While the company does carry over $1 billion in debt, its ability to generate substantial free cash flow makes this less of a concern. Given its high profit margins and steady revenue stream, NewMarket has the financial strength to handle its obligations without putting its dividend at risk.
Valuation and Stock Performance
NewMarket is not a cheap stock, but it’s also not overpriced considering its financial health.
- Price-to-earnings (P/E) ratio: 11.41 – Reasonable for a profitable, high-margin business.
- Enterprise value/EBITDA: 8.20 – A fair valuation given its cash flow and earnings.

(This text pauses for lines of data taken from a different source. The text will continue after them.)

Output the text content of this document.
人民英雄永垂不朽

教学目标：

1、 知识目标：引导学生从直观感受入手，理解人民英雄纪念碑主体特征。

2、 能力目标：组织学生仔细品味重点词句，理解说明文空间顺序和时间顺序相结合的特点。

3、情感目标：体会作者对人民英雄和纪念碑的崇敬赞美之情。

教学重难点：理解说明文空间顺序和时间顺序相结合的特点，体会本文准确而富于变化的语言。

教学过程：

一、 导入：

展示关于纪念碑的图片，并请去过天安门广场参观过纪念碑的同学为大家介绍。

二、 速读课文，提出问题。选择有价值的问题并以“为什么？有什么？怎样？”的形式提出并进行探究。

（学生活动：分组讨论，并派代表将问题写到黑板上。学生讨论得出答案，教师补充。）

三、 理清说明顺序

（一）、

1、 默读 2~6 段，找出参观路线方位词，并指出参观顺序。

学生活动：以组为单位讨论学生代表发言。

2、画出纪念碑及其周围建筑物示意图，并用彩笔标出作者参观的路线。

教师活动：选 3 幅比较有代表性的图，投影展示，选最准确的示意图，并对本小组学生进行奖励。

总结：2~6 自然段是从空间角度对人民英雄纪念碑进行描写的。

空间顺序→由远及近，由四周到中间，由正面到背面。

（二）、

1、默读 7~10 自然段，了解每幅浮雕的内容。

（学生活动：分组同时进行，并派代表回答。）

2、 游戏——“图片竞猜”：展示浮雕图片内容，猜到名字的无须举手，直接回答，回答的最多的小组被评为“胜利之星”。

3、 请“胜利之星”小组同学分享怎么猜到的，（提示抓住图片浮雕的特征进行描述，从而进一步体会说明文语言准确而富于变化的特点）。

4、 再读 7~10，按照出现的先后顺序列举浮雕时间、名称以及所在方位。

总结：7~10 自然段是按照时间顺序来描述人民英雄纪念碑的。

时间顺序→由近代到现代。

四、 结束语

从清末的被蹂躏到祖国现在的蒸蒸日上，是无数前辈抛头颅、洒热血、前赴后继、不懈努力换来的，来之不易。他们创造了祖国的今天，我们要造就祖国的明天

- Price-to-book ratio: 3.59 – Slightly elevated but in line with other high-ROE companies.
The stock has been trading between $480.00 and $638.21 over the past year, with its 50-day moving average at $523.48 and its 200-day moving average at $535.84. With shares currently at around $550.13, the stock sits near its long-term trend.

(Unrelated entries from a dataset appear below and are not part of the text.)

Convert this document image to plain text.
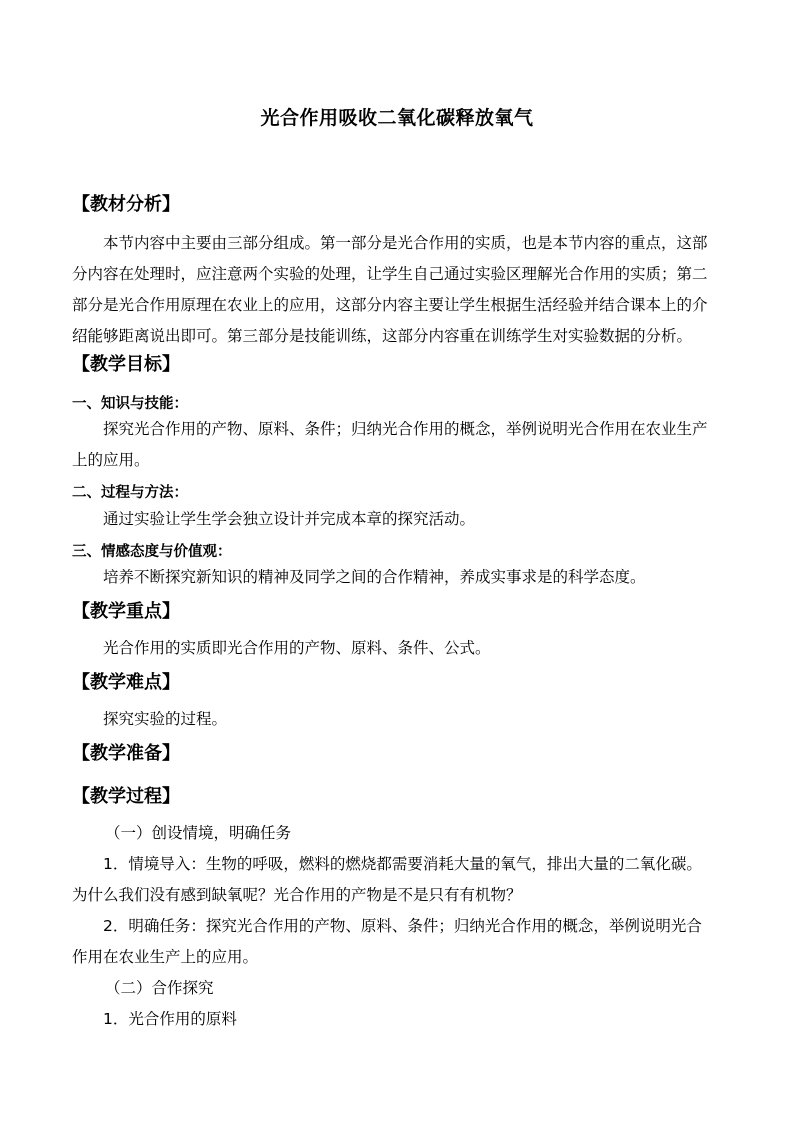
光合作用吸收二氧化碳释放氧气
【教材分析】
本节内容中主要由三部分组成。第一部分是光合作用的实质，也是本节内容的重点，这部
分内容在处理时，应注意两个实验的处理，让学生自己通过实验区理解光合作用的实质；第二
部分是光合作用原理在农业上的应用，这部分内容主要让学生根据生活经验并结合课本上的介
绍能够距离说出即可。第三部分是技能训练，这部分内容重在训练学生对实验数据的分析。
【教学目标】
一、知识与技能：
探究光合作用的产物、原料、条件；归纳光合作用的概念，举例说明光合作用在农业生产
上的应用。
二、过程与方法：
通过实验让学生学会独立设计并完成本章的探究活动。
三、情感态度与价值观：
培养不断探究新知识的精神及同学之间的合作精神，养成实事求是的科学态度。
【教学重点】
光合作用的实质即光合作用的产物、原料、条件、公式。
【教学难点】
探究实验的过程。
【教学准备】
【教学过程】
（一）创设情境，明确任务
1．情境导入：生物的呼吸，燃料的燃烧都需要消耗大量的氧气，排出大量的二氧化碳。
为什么我们没有感到缺氧呢？光合作用的产物是不是只有有机物？
2．明确任务：探究光合作用的产物、原料、条件；归纳光合作用的概念，举例说明光合
作用在农业生产上的应用。
（二）合作探究
1．光合作用的原料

For long-term investors, this suggests a fairly stable valuation. It’s not a bargain-basement stock, but given its profitability and strong margins, it isn’t wildly overvalued either.
Risks and Considerations
NewMarket is a solid dividend stock, but no investment is without risks.
- Slower growth – The petroleum additives market isn’t a fast-growing sector. While stable, it doesn’t offer the explosive expansion potential of some other industries.

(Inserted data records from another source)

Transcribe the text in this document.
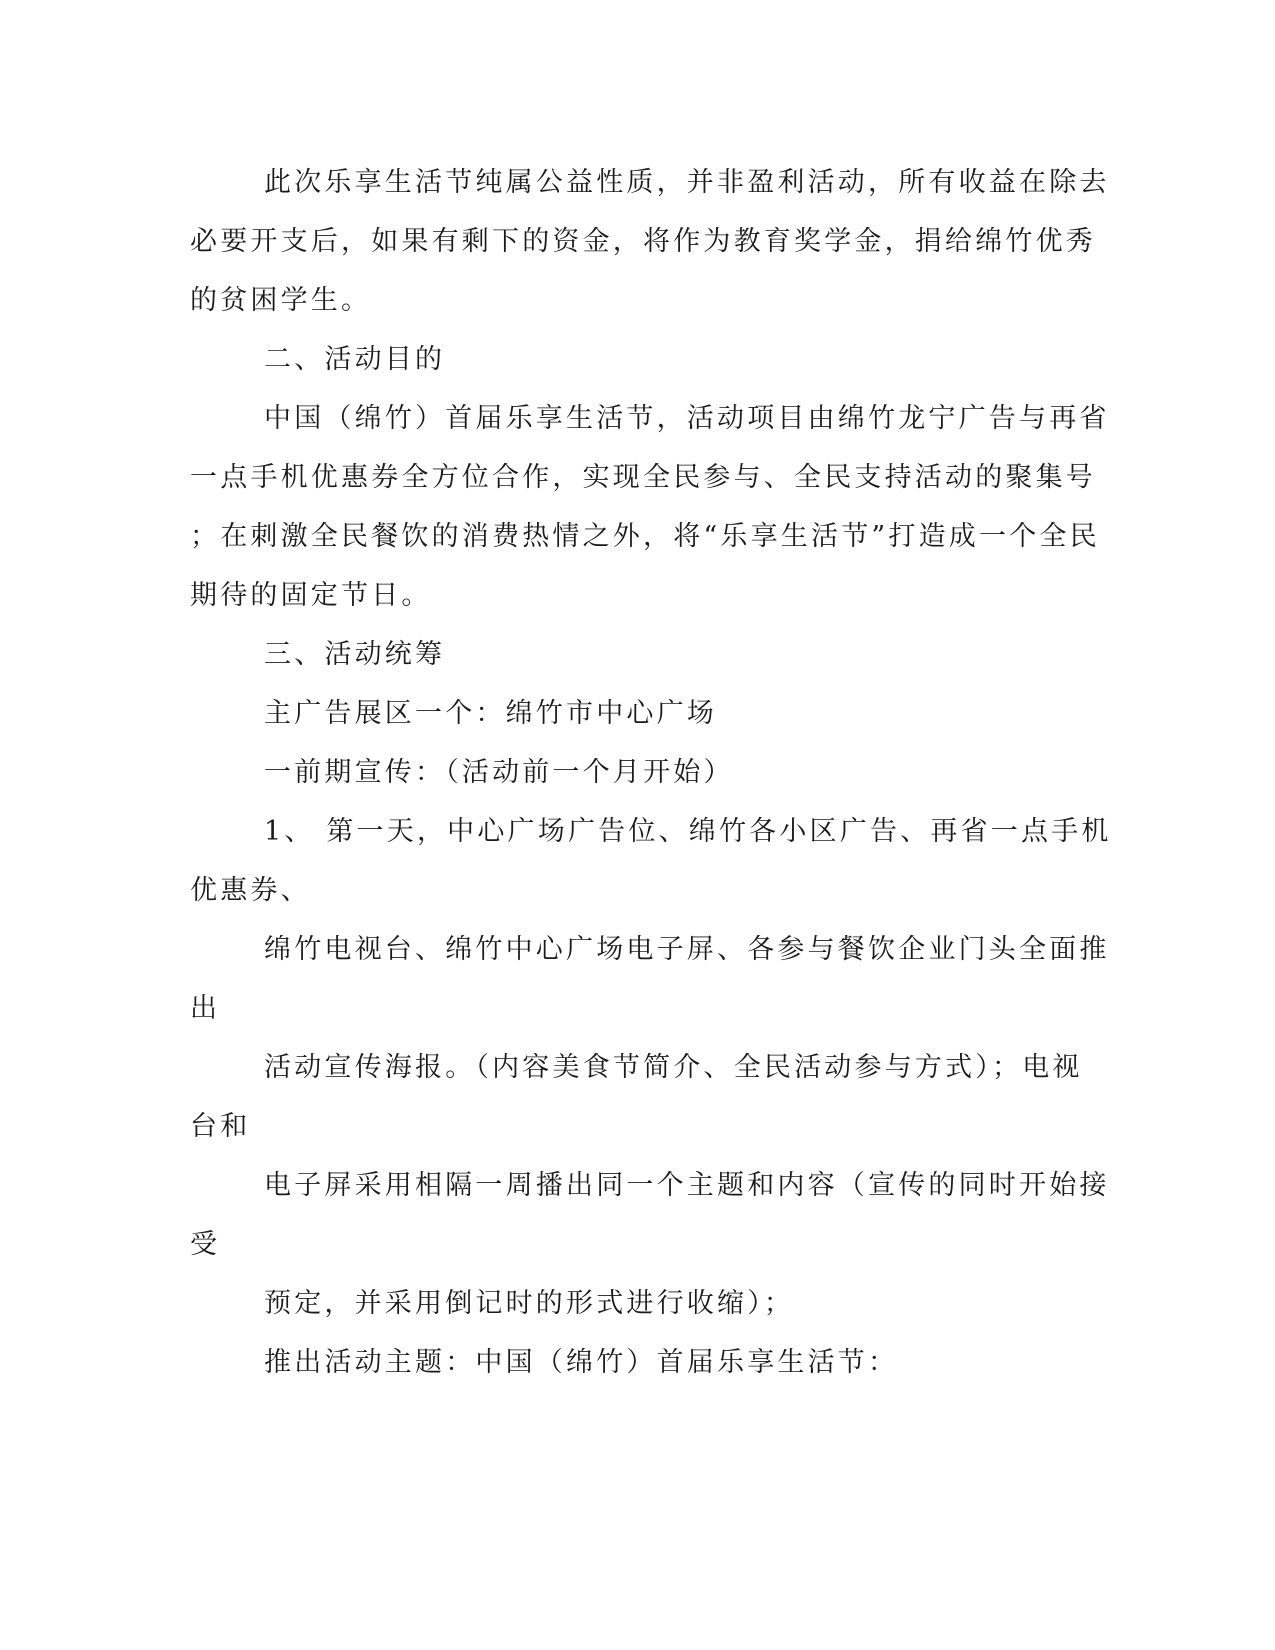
此次乐享生活节纯属公益性质，并非盈利活动，所有收益在除去
必要开支后，如果有剩下的资金，将作为教育奖学金，捐给绵竹优秀
的贫困学生。
二、活动目的
中国（绵竹）首届乐享生活节，活动项目由绵竹龙宁广告与再省
一点手机优惠券全方位合作，实现全民参与、全民支持活动的聚集号
；在刺激全民餐饮的消费热情之外，将“乐享生活节”打造成一个全民
期待的固定节日。
三、活动统筹
主广告展区一个：绵竹市中心广场
一前期宣传：（活动前一个月开始）
1、 第一天，中心广场广告位、绵竹各小区广告、再省一点手机
优惠券、
绵竹电视台、绵竹中心广场电子屏、各参与餐饮企业门头全面推
出
活动宣传海报。（内容美食节简介、全民活动参与方式）；电视
台和
电子屏采用相隔一周播出同一个主题和内容（宣传的同时开始接
受
预定，并采用倒记时的形式进行收缩）；
推出活动主题：中国（绵竹）首届乐享生活节：
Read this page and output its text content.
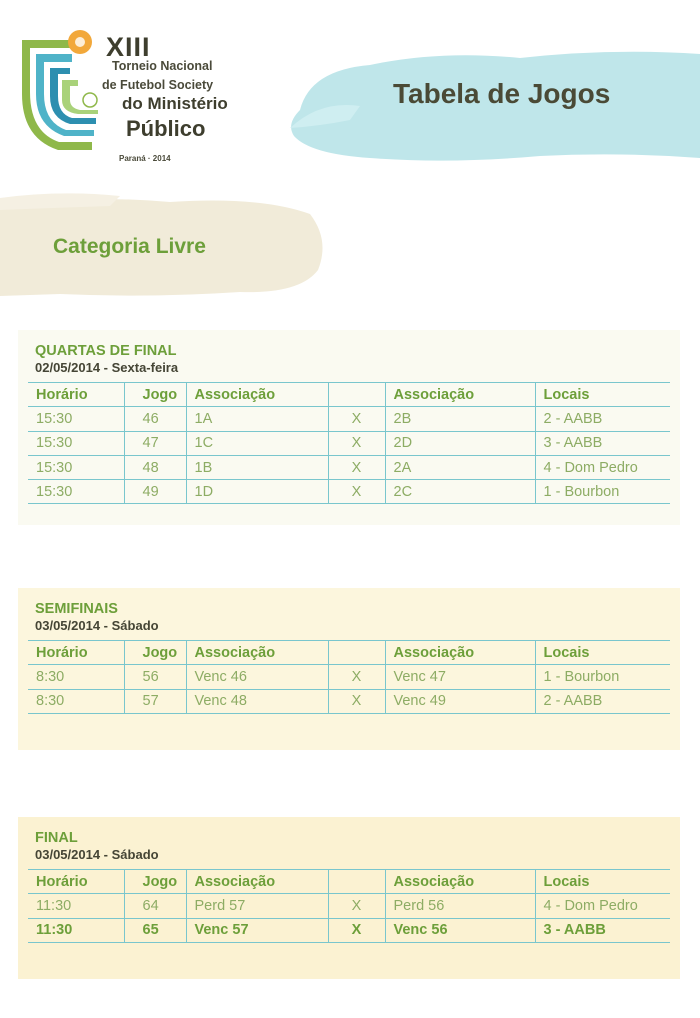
XIII
Torneio Nacional
de Futebol Society
do Ministério
Público
Paraná · 2014
Tabela de Jogos
Categoria Livre
QUARTAS DE FINAL
02/05/2014 - Sexta-feira
Horário	Jogo	Associação		Associação	Locais
15:30	46	1A	X	2B	2 - AABB
15:30	47	1C	X	2D	3 - AABB
15:30	48	1B	X	2A	4 - Dom Pedro
15:30	49	1D	X	2C	1 - Bourbon
SEMIFINAIS
03/05/2014 - Sábado
Horário	Jogo	Associação		Associação	Locais
8:30	56	Venc 46	X	Venc 47	1 - Bourbon
8:30	57	Venc 48	X	Venc 49	2 - AABB
FINAL
03/05/2014 - Sábado
Horário	Jogo	Associação		Associação	Locais
11:30	64	Perd 57	X	Perd 56	4 - Dom Pedro
11:30	65	Venc 57	X	Venc 56	3 - AABB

- Industry dependence – Since NewMarket’s business is tied to oil and gas, any downturns in energy markets could have an impact on demand for its products.
- Debt levels – While the company has strong cash flow, carrying $1.06 billion in debt means interest costs could become a concern if economic conditions worsen.
- Limited trading volume – With an average of just 41.67k shares traded daily, it’s not the most liquid stock. This could make it harder for large investors to buy or sell shares without affecting the price.
Final Thoughts
NewMarket may not be the most well-known dividend stock, but it has all the hallmarks of a reliable income investment. With a solid 2.00% yield, a highly conservative payout ratio, and strong financials, it offers a level of stability that many dividend investors seek.
While the stock isn’t cheap, it remains fairly valued given its profitability and cash flow. It’s an excellent choice for investors who prefer steady, well-funded dividends over high-yield speculation. The company’s focus on petroleum additives means its growth may be limited, but for those seeking dependable income with minimal risk, NewMarket is worth considering.